Landa has thus experienced varying degrees of pressure to start tightening in the public sector. Common to them all is that the measures have pain . Historical experience tells us that economic growth in the aftermath of financial crises is often weaker than after other phases of decline. For most eurozone countries, growth has also been weak since the financial crisis began in 2008 (exception: Germany). In many countries, production in January 2012 was lower than four years earlier.
Unemployment is high. In the eurozone in general, more than 10 per cent of the labor force is still without a job, in Spain more than 20 per cent. In fact, the eurozone could badly need new demand impulses. Instead, an attempt is being made to implement public austerity measures – such as wage freezes and cuts, cuts in pensions, increased taxes, etc. This will probably contribute to lower activity and even more unemployment, at least in the short term.
7: Social and political unrest
The states spent a lot of money on saving the banks in 2008 and 2009. Now they are trying to save the same states by cutting public welfare benefits. For many, this is, to put it mildly, difficult to accept. Aid measures against the banks probably saved the world economy from an even deeper period of decline, and were thus important.
But the measures also “saved” many financiers with partly staggering incomes.
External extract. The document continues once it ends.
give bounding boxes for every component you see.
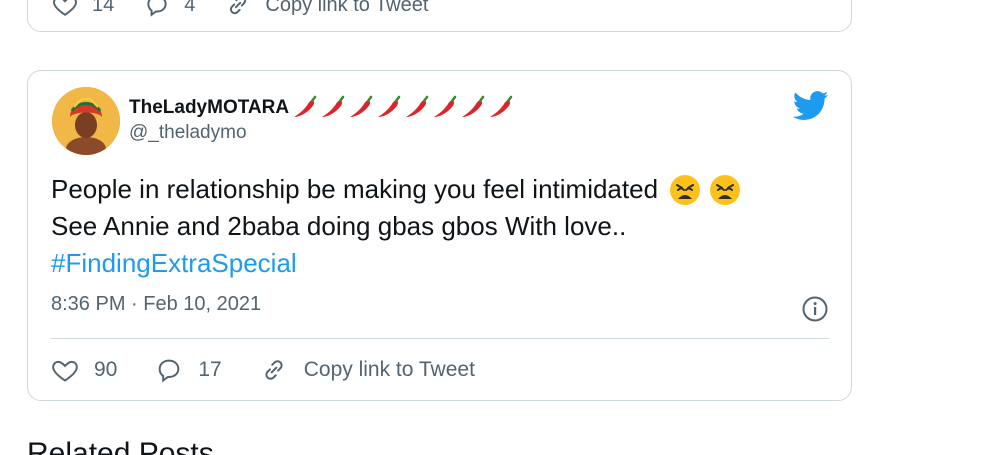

Now many people know that it is “most people” ( Main street ) who are left with the bill (after Wall street ). In several countries, people have therefore taken to the streets to protest. With a particularly high unemployment rate among young people across large parts of Europe, it is easy to understand the frustration.
For the state leaders, there is a twisted balance between taking into account demands from outside and the protests from their own population. It is especially demanding when the professional advice spreads in all directions. Some economists believe that large cuts in public spending are the best medicine for building confidence and sustainable long-term government finances. Others believe that one can only achieve the same long-term goal via major public stimuli aimed at promoting growth.